Data from: Trophy hunters pay more to target larger-bodied carnivores

Cite this dataset

Mihalik, Ilona; Bateman, Andrew W.; Darimont, Chris T (2019). Data from: Trophy hunters pay more to target larger-bodied carnivores [Dataset]. Dryad. https://doi.org/10.5061/dryad.vd34vr3

Abstract

Hunters often target species that require resource investment disproportionate to associated nutritional rewards. Costly signalling theory provides a potential explanation, proposing that hunters target species that impose high costs (e.g. higher failure and injury risks, lower consumptive returns) because it signals an ability to absorb costly behaviour. If costly signalling is relevant to contemporary ‘big game’ hunters, we would expect hunters to pay higher prices to hunt taxa with higher perceived costs. Accordingly, we hypothesized that hunt prices would be higher for taxa that are larger-bodied, rarer, carnivorous, or described as dangerous or difficult to hunt. In a data set on 721 guided hunts for fifteen North American large mammals, prices listed online increased with body size in carnivores (from approximately $550 to $1800 USD/day across the observed range).

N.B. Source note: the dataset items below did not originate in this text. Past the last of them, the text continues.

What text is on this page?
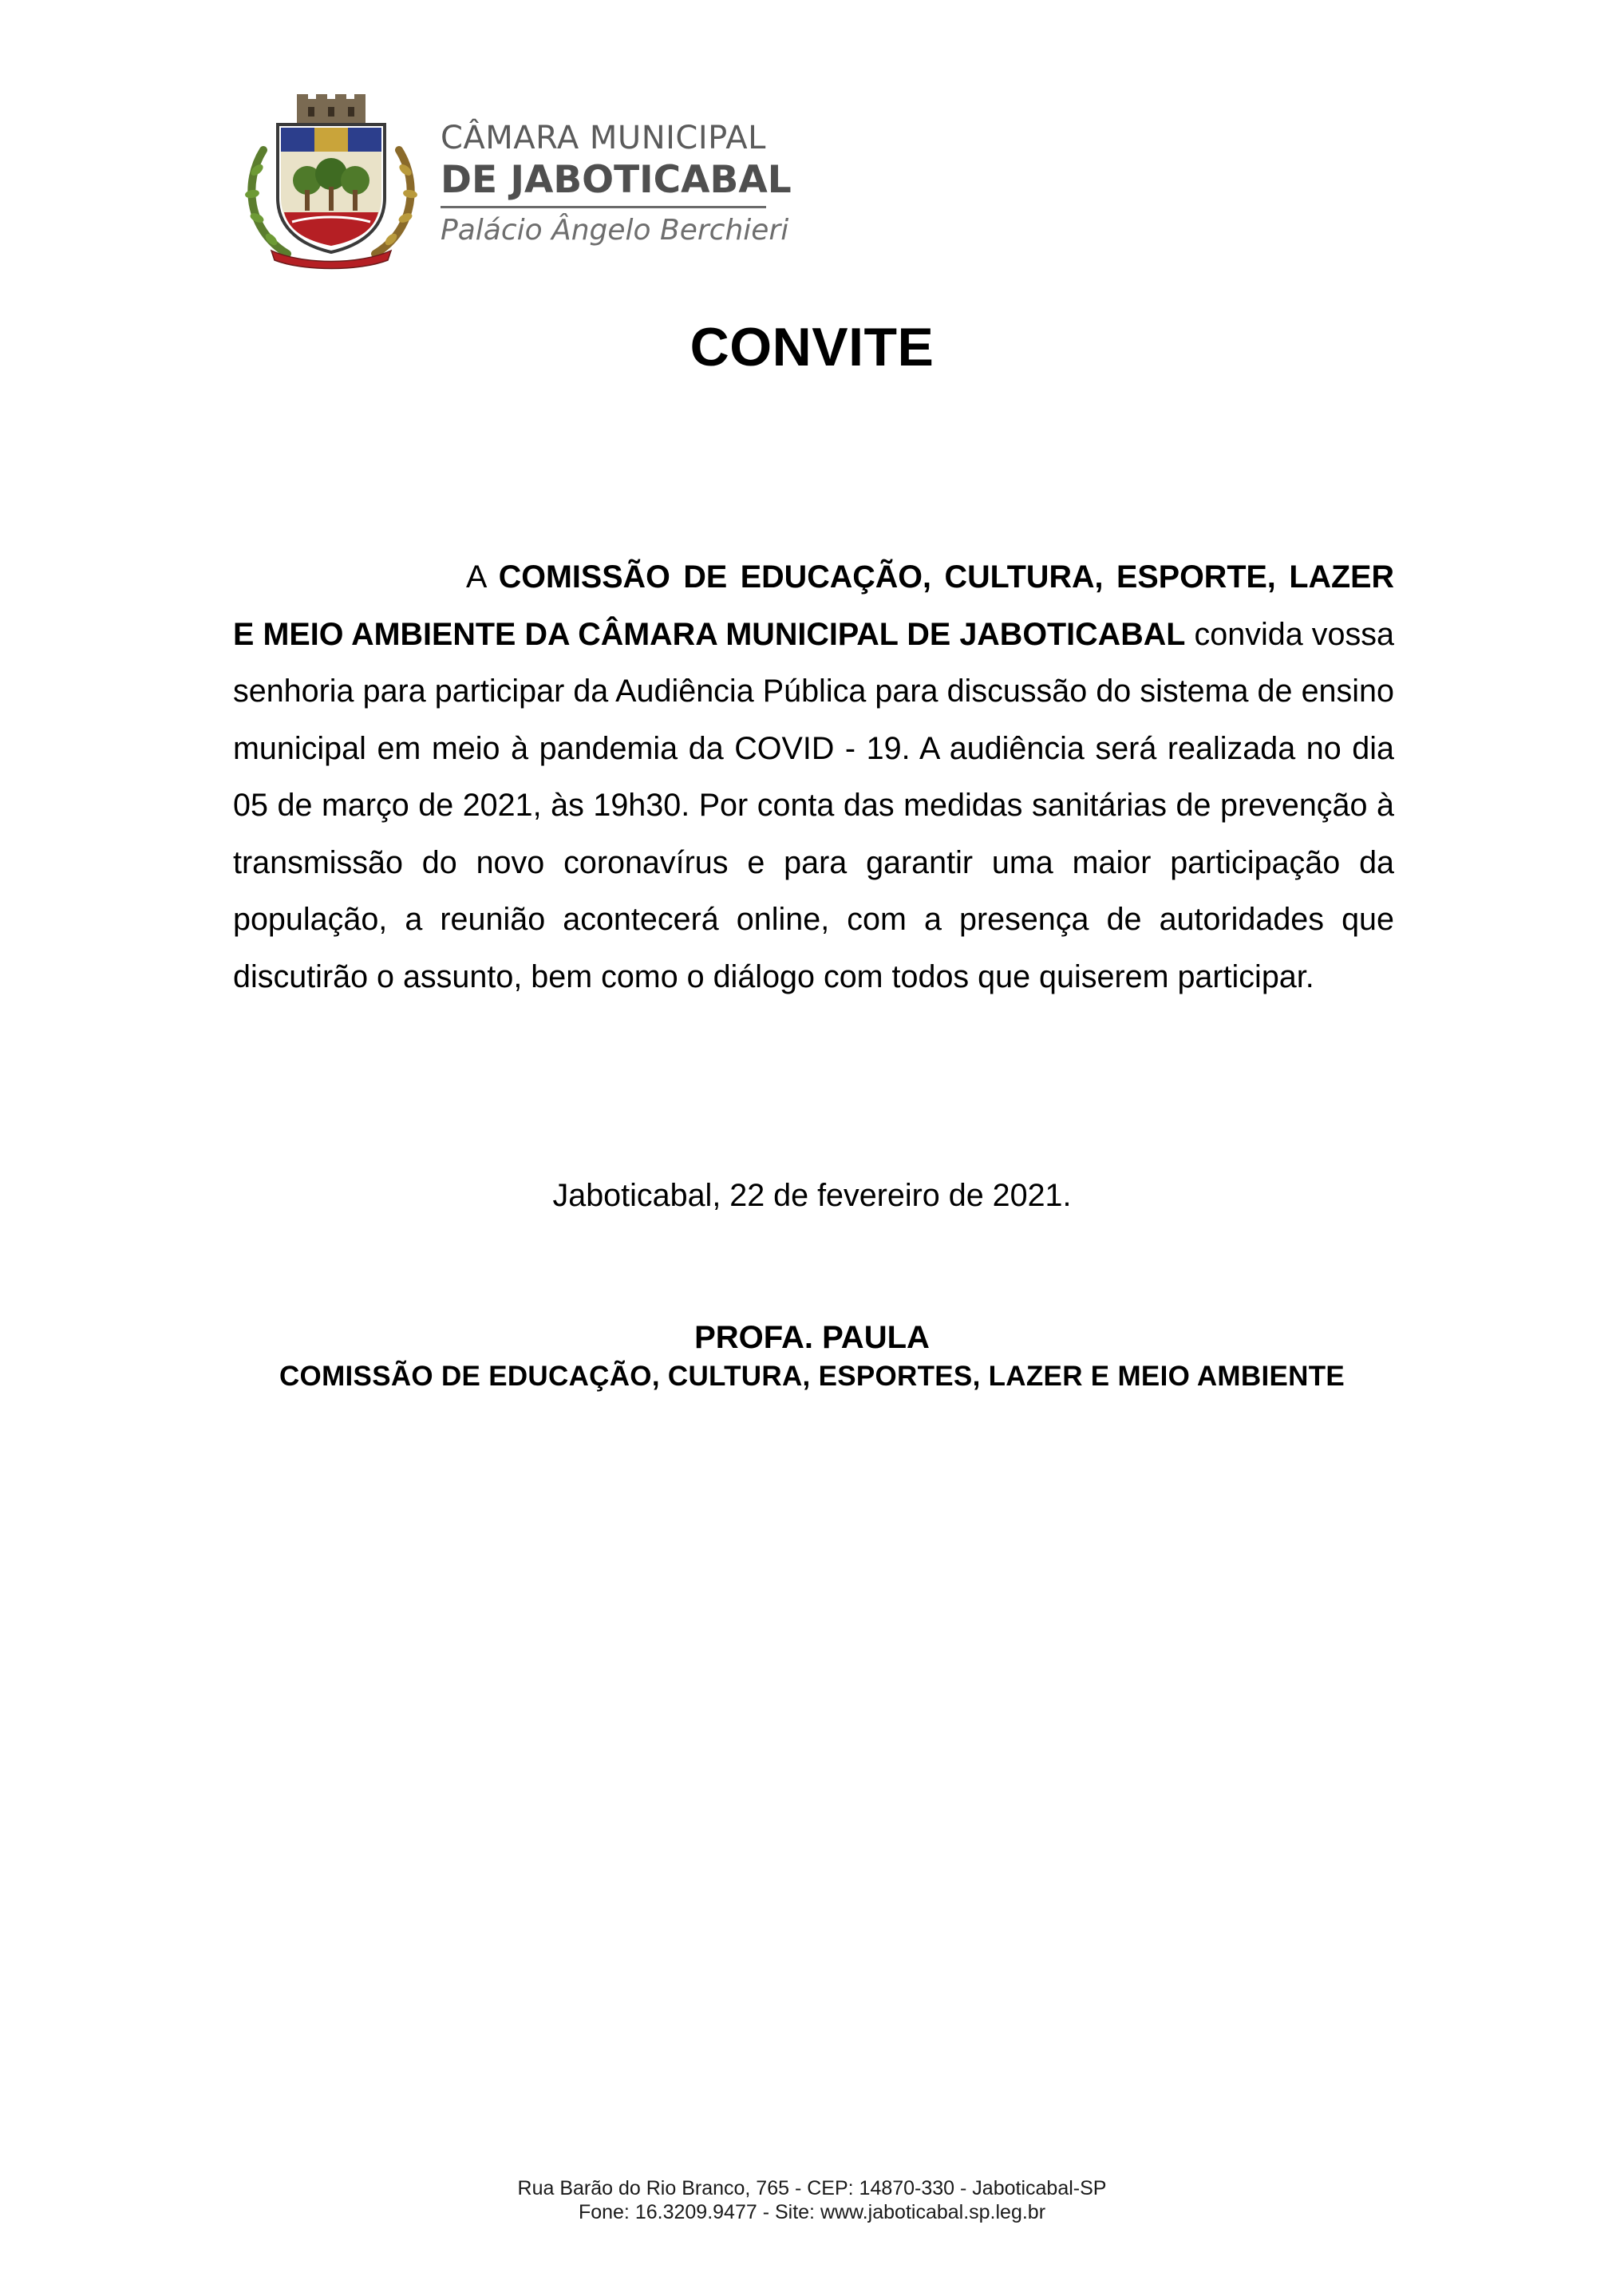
CÂMARA MUNICIPAL
DE JABOTICABAL
Palácio Ângelo Berchieri
CONVITE

A COMISSÃO DE EDUCAÇÃO, CULTURA, ESPORTE, LAZER E MEIO AMBIENTE DA CÂMARA MUNICIPAL DE JABOTICABAL convida vossa senhoria para participar da Audiência Pública para discussão do sistema de ensino municipal em meio à pandemia da COVID - 19. A audiência será realizada no dia 05 de março de 2021, às 19h30. Por conta das medidas sanitárias de prevenção à transmissão do novo coronavírus e para garantir uma maior participação da população, a reunião acontecerá online, com a presença de autoridades que discutirão o assunto, bem como o diálogo com todos que quiserem participar.

Jaboticabal, 22 de fevereiro de 2021.
PROFA. PAULA
COMISSÃO DE EDUCAÇÃO, CULTURA, ESPORTES, LAZER E MEIO AMBIENTE
Rua Barão do Rio Branco, 765 - CEP: 14870-330 - Jaboticabal-SP
Fone: 16.3209.9477 - Site: www.jaboticabal.sp.leg.br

This pattern suggests that elements of costly signals may persist among contemporary non-subsistence hunters. Persistence might simply relate to deception, given that signal honesty and fitness benefits are unlikely in such different conditions compared with ancestral environments in which hunting behaviour evolved. If larger-bodied carnivores are generally more desirable to hunters, then conservation and management strategies should consider not only the ecology of the hunted but also the motivations of hunters.